In this dissertation, we introduce a new Bayesian framework, VEB-Boost, that aims to address these challenges (implemented in our R package VEB.Boost). In particular, it relies on empirical Bayes and variational inference, allowing us to bypass hyper-parameter tuning while being able to scale well. In the VEB-Boost framework, we combine weak learners (`a la boosting) by adding and/or multiplying them together in an arbitrary order. Doing so yields a modular fitting procedure that reduces to iteratively fitting a single weak learner at a time. We demonstrate the potential of VEB-Boost with a simulation study and real-dataset benchmarking analysis.

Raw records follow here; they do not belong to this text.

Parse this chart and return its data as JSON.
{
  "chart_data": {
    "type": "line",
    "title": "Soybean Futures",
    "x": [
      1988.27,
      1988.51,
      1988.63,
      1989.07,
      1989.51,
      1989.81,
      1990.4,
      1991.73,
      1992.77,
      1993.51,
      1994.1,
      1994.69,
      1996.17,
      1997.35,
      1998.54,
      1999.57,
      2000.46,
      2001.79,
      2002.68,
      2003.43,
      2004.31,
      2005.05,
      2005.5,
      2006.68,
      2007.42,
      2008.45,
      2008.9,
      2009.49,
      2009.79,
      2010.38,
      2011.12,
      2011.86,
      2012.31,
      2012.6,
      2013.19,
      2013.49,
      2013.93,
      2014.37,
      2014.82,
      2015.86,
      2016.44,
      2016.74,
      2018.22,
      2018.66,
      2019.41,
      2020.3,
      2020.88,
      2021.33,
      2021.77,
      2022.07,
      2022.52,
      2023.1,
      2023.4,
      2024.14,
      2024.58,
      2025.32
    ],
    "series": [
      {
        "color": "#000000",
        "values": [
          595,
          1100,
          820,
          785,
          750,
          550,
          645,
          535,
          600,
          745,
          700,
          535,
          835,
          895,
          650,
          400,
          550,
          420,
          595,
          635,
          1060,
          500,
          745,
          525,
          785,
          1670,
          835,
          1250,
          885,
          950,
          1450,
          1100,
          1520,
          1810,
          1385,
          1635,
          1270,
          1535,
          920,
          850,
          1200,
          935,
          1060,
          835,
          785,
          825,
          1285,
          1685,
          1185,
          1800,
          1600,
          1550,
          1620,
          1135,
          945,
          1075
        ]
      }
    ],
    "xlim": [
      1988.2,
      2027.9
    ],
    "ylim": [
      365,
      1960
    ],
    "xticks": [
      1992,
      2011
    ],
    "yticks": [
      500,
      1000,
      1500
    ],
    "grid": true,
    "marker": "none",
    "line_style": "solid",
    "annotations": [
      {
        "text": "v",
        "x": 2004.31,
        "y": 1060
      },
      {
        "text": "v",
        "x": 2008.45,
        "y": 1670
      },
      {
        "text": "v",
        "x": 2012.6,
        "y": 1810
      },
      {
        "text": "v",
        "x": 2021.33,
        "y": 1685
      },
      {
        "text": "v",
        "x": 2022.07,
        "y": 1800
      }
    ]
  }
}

We also show how to extend the VEB-Boost model to non-Gaussian response data. We derive extensions for: logistic regression, multinomial logistic regression, negative binomial regression, accelerated failure time models, ordinal logistic regression, Bradley-Terry pairwise ranking models, Plackett-Luce listwise ranking models, Cox proportional hazards models, and multivariate Gaussian regression. Many of these approximations are new, and we note some interesting connections between them. Lastly, we demonstrate the logistic and multinomial logistic models in a simulation study and real-data benchmarking analysis.